To help them do it correctly, Compology puts trash-monitoring cameras and sensors inside industrial waste containers. The cameras take photos several times each day and when the container is lifted for dumping. An accelerometer helps trigger the camera on garbage day.
AI software analyzes the images to figure out how full the container is and can also let a customer know when something is where it shouldn't be, such as a bag of trash tossed into a dumpster filled with cardboard boxes for recycling. Gates said the company's cameras can cut the amount of non-recyclable materials thrown in waste containers by as much as 80%.
With McDonald's dumpsters in Las Vegas, for instance, Compology's cameras and sensors showed the company was generally doing a good job recycling cardboard packaging.

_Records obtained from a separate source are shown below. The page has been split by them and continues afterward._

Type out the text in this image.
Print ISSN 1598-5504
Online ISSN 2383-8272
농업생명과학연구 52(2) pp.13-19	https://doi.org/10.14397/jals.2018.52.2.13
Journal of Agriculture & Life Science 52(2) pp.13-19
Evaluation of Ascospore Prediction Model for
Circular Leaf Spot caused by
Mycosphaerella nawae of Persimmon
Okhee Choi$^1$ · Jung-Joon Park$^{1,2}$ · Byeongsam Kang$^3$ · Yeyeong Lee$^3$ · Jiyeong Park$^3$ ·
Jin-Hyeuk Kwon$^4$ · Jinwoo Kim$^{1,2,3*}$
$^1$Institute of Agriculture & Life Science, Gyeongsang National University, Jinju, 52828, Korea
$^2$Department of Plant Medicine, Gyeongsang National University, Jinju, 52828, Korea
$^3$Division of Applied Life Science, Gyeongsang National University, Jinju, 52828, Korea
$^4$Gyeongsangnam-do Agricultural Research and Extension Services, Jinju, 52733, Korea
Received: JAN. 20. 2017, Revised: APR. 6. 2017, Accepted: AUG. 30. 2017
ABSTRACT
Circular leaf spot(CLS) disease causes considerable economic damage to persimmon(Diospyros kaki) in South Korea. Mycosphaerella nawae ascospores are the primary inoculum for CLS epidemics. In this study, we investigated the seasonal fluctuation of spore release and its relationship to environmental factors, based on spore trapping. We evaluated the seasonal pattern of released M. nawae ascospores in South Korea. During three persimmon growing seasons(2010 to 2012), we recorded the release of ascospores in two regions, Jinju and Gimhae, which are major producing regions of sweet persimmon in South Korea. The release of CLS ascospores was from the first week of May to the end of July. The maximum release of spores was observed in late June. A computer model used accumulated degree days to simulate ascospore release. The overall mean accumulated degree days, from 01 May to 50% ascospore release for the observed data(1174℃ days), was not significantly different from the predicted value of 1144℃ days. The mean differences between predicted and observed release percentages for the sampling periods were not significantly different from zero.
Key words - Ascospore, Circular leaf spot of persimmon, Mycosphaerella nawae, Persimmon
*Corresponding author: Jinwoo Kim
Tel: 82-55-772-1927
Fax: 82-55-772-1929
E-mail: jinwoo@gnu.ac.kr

But occasionally garbage bags were thrown in there, too, Gates said.
"Once we saw the bags of trash go inside the cardboard containers, we sent a notification to the people on site via text message, letting them know that they should remove it before the truck comes the next morning and telling them that putting trash in the recycling container is a form of contamination, which they should not do in the future," he said.
Brent Bohn, who owns and operates dozens of McDonald's restaurants in the Las Vegas and Phoenix areas, uses Compology at restaurants in Las Vegas to help ensure restaurant workers are recycling properly.
"The cameras have really streamlined that for us and provided accountability for us, but also for our suppliers and the haulers that we work with," he said.
Compology trained its system to sort trash with tens of millions of images, Gates said, and it uses pictures taken from within dumpsters that are now in use to get better at determining fullness and what's inside. So far, it has processed over 80 million images from the 162,000 cameras it has installed.
"The more images we get of the inside of dumpsters, the more accurate we can be," he said.
Part of why Gates sees Compology's work as vital is because the United States, which used to send much of its scrap and waste to China, is no longer doing so. China began banning the imports of recycling materials in 2017, citing environmental concerns from mixed-in contaminants, and expanded its ban in 2018.
Since then, the US has struggled to determine what to do with its recyclables, with some cities simply halting recycling programs. Cleaning up materials stateside could make it easier for the country to recycle on its own (and, in fact, it's one of the US Environmental Protection Agency's goals to raise the domestic recycling rate to 50% by 2030; it currently hovers around 32%).
Compology's service costs businesses between $10 and $20 per month per dumpster. It's saving them generally thousands of dollars per dumpster per year on waste-hauling costs, Gates said, as it can also use AI to predict what the service schedule for each dumpster should be, so it will only be picked up when it's likely to be full.
Over time, Gates hopes Compology can help standardize how waste is measured and reported —something that isn't currently consistent in the US.
"You've been able to measure how much electricity, water, gas you've used for decades," Gates said. "What we're doing is being able to meter how much waste you produce."